Polymer Chemistry & Biomaterials Group - Centre of Macromolecular Chemistry (CMaC) - Department of Organic and Macromolecular Chemistry, Ghent University, Krijgslaan 281, S4-Bis, 9000 Ghent, Belgium; Brussels Photonics (B-PHOT) - Department of Applied Physics and Photonics, Vrije Universiteit Brussel and Flanders Make, Pleinlaan 2, 1050 Brussels, Belgium.
Research Group 3D Printing and Biofabrication, Institute of Materials Science and Technology, TU Wien, Getreidemarkt 9, 1060 Vienna, Austria.
Acta Biomater. 2019 Oct 1;97:46-73. doi: 10.1016/j.actbio.2019.07.035. Epub 2019 Jul 22.
Over the recent decades gelatin has proven to be very suitable as an extracellular matrix mimic for biofabrication and tissue engineering applications. However, gelatin is prone to dissolution at typical cell culture conditions and is therefore often chemically modified to introduce (photo-)crosslinkable functionalities. These modifications allow to tune the material properties of gelatin, making it suitable for a wide range of biofabrication techniques both as a bioink and as a biomaterial ink (component). The present review provides a non-exhaustive overview of the different reported gelatin modification strategies to yield crosslinkable materials that can be used to form hydrogels suitable for biofabrication applications. The different crosslinking chemistries are discussed and classified according to their mechanism including chain-growth and step-growth polymerization. The step-growth polymerization mechanisms are further classified based on the specific chemistry including different (photo-)click chemistries and reversible systems. The benefits and drawbacks of each chemistry are also briefly discussed. Furthermore, focus is placed on different biofabrication strategies using either inkjet, deposition or light-based additive manufacturing techniques, and the applications of the obtained 3D constructs. STATEMENT OF SIGNIFICANCE: Gelatin and more specifically gelatin-methacryloyl has emerged to become one of the gold standard materials as an extracellular matrix mimic in the field of biofabrication. However, also other modification strategies have been elaborated to take advantage of a plethora of crosslinking chemistries. Therefore, a review paper focusing on the different modification strategies and processing of gelatin is presented. Particular attention is paid to the underlying chemistry along with the benefits and drawbacks of each type of crosslinking chemistry. The different strategies were classified based on their basic crosslinking mechanism including chain- or step-growth polymerization. Within the step-growth classification, a further distinction is made between click chemistries as well as other strategies. The influence of these modifications on the physical gelation and processing conditions including mechanical properties is presented. Additionally, substantial attention is put to the applied photoinitiators and the different biofabrication technologies including inkjet, deposition or light-based technologies.

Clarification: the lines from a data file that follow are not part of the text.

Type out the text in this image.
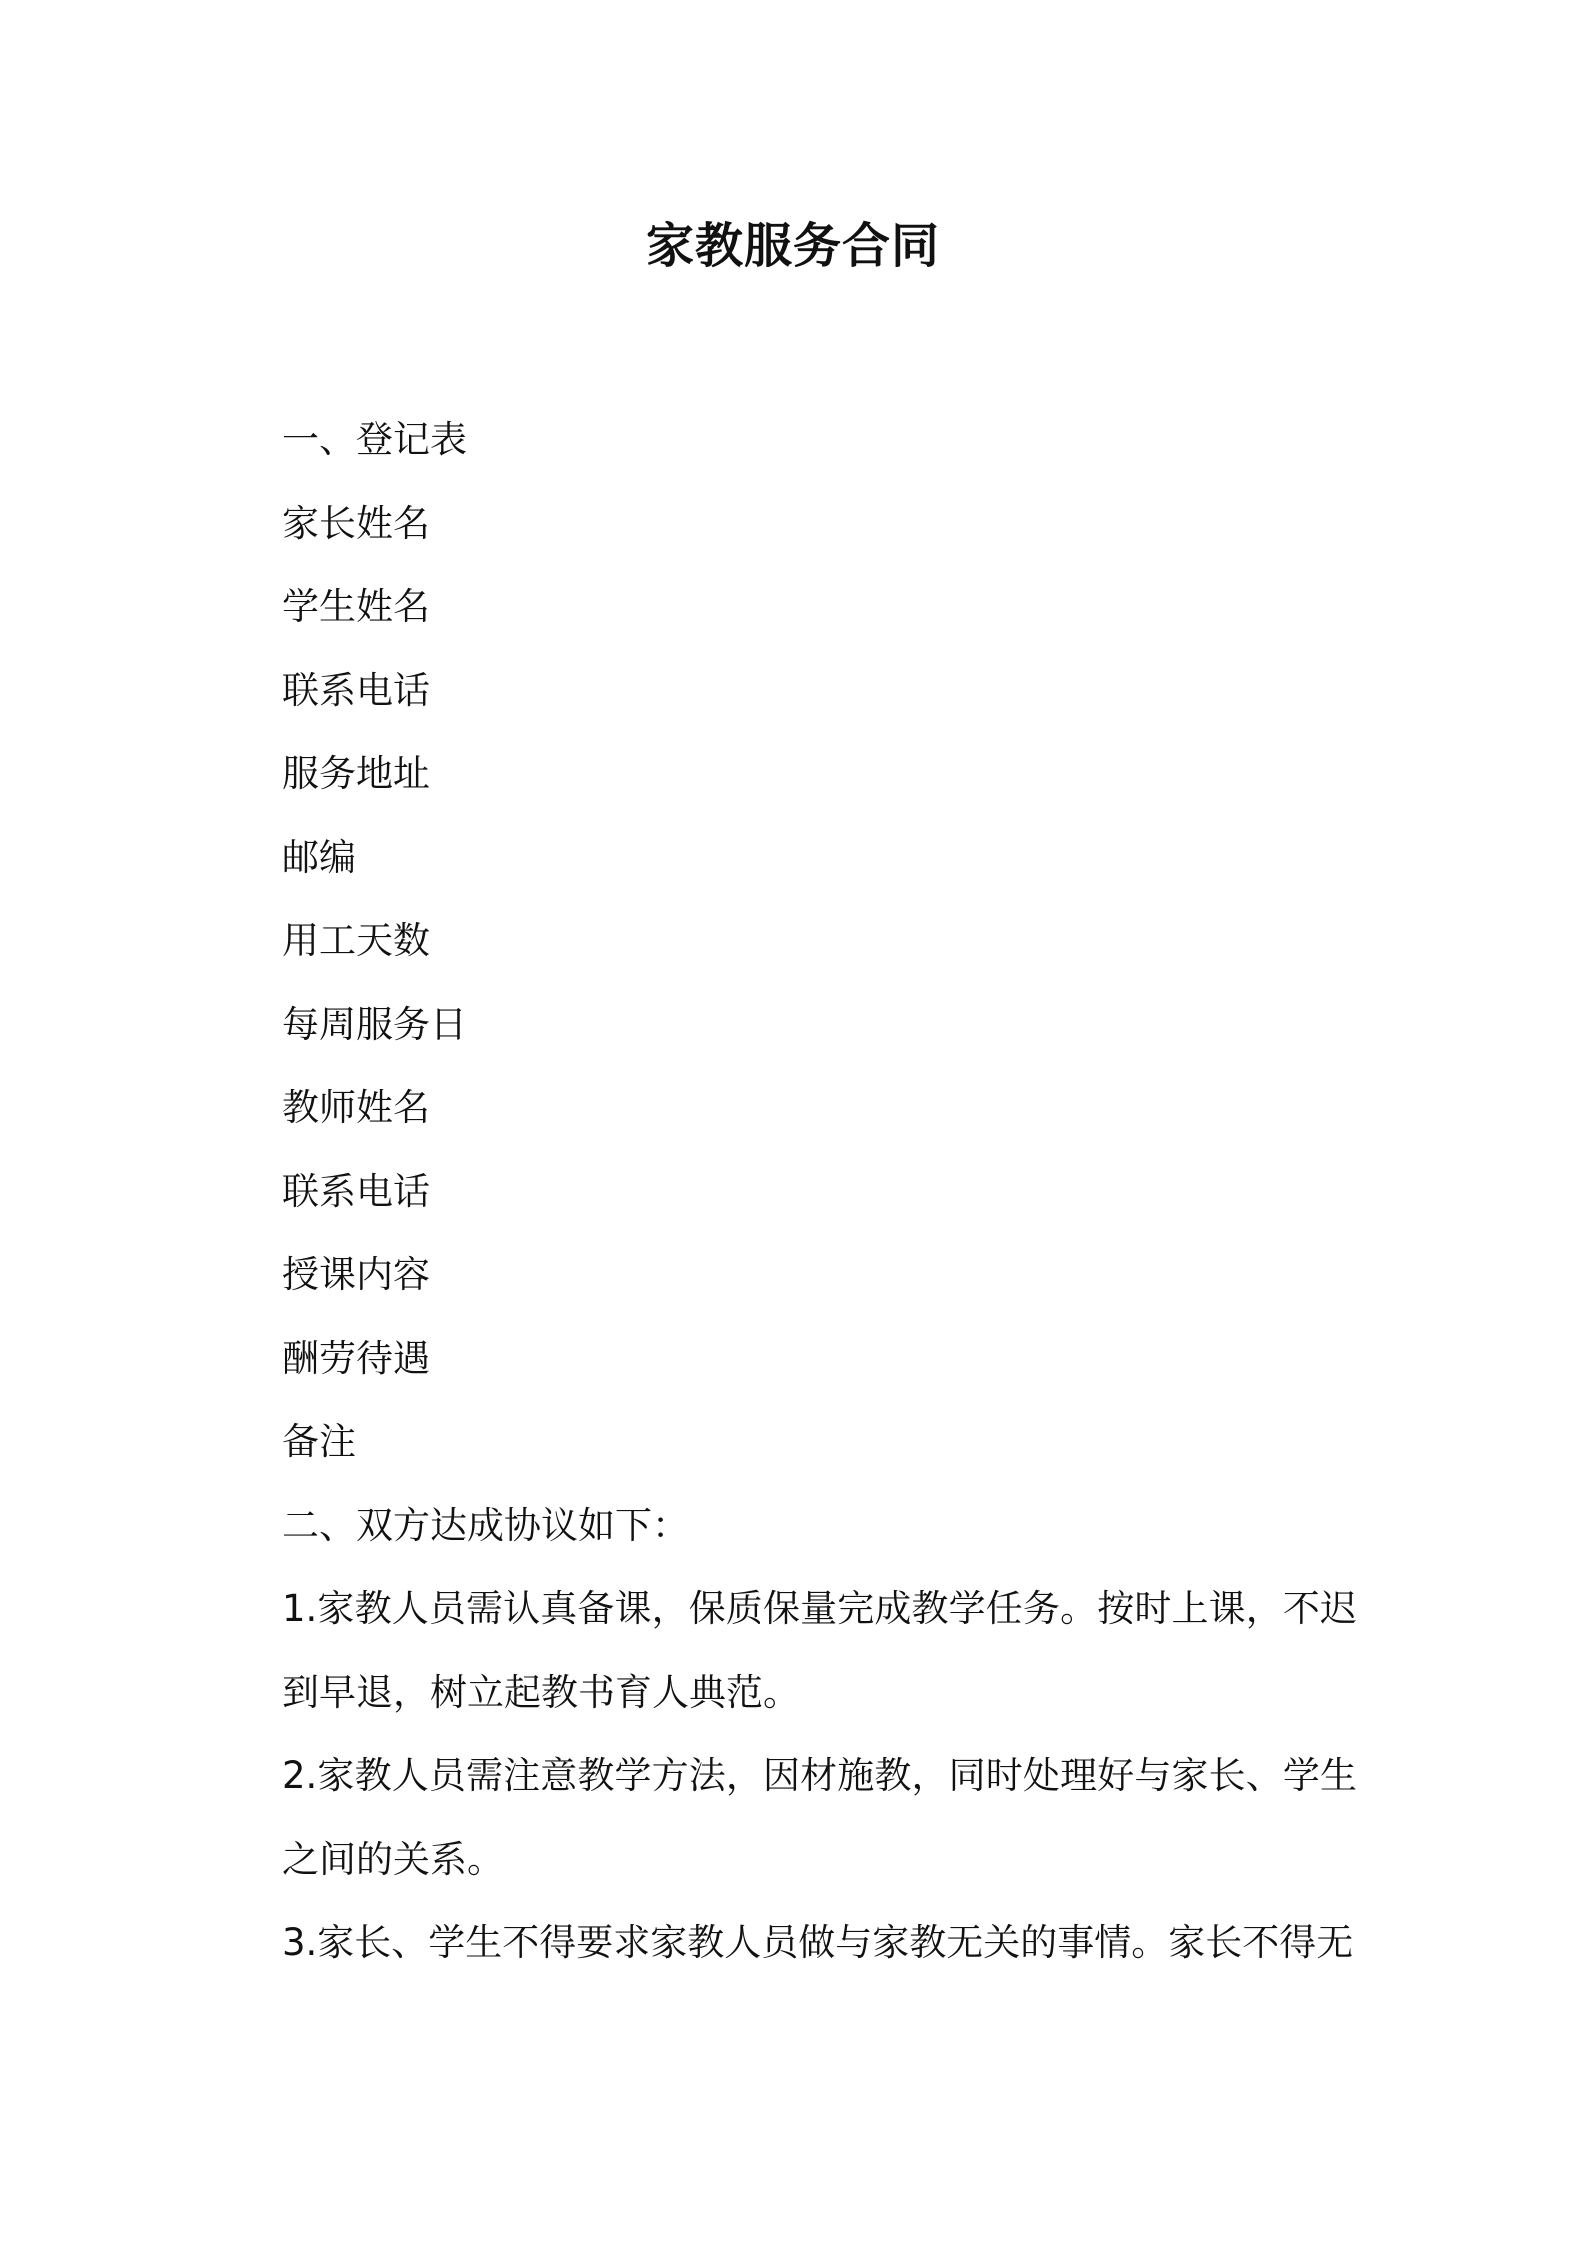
家教服务合同
一、登记表
家长姓名
学生姓名
联系电话
服务地址
邮编
用工天数
每周服务日
教师姓名
联系电话
授课内容
酬劳待遇
备注
二、双方达成协议如下：
1.家教人员需认真备课，保质保量完成教学任务。按时上课，不迟到早退，树立起教书育人典范。
2.家教人员需注意教学方法，因材施教，同时处理好与家长、学生之间的关系。
3.家长、学生不得要求家教人员做与家教无关的事情。家长不得无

在最近几十年中,明胶已被证明非常适合作为生物制造和组织工程应用的细胞外基质模拟物。然而,明胶在典型的细胞培养条件下容易溶解,因此经常进行化学修饰以引入(光)可交联官能团。这些修饰可以调整明胶的材料性能,使其适合广泛的生物制造技术,既可以作为生物墨水,也可以作为生物材料墨水(组分)。本综述提供了对不同报道的明胶修饰策略的非详尽概述,这些策略可产生可交联的材料,可用于形成适合生物制造应用的水凝胶。讨论并根据其机制(包括链增长和逐步聚合)对不同的交联化学进行了分类。逐步聚合机制进一步根据特定的化学分类,包括不同的(光)点击化学和可逆系统。还简要讨论了每种化学的优缺点。此外,重点放在使用喷墨、沉积或基于光的添加剂制造技术的不同生物制造策略上,以及获得的 3D 结构的应用。
明胶,特别是明胶-甲基丙烯酰,已成为生物制造领域细胞外基质模拟物的黄金标准材料之一。然而,还制定了其他修饰策略来利用多种交联化学。因此,提出了一篇专注于明胶的不同修饰策略和加工的综述文章。特别注意每种交联化学的基础化学以及每种类型交联化学的优缺点。根据其基本交联机制(包括链增长或逐步聚合)对不同策略进行了分类。在逐步聚合分类中,进一步区分了点击化学以及其他策略。介绍了这些修饰对物理凝胶化和加工条件(包括机械性能)的影响。此外,还特别关注应用的光引发剂和不同的生物制造技术,包括喷墨、沉积或基于光的技术。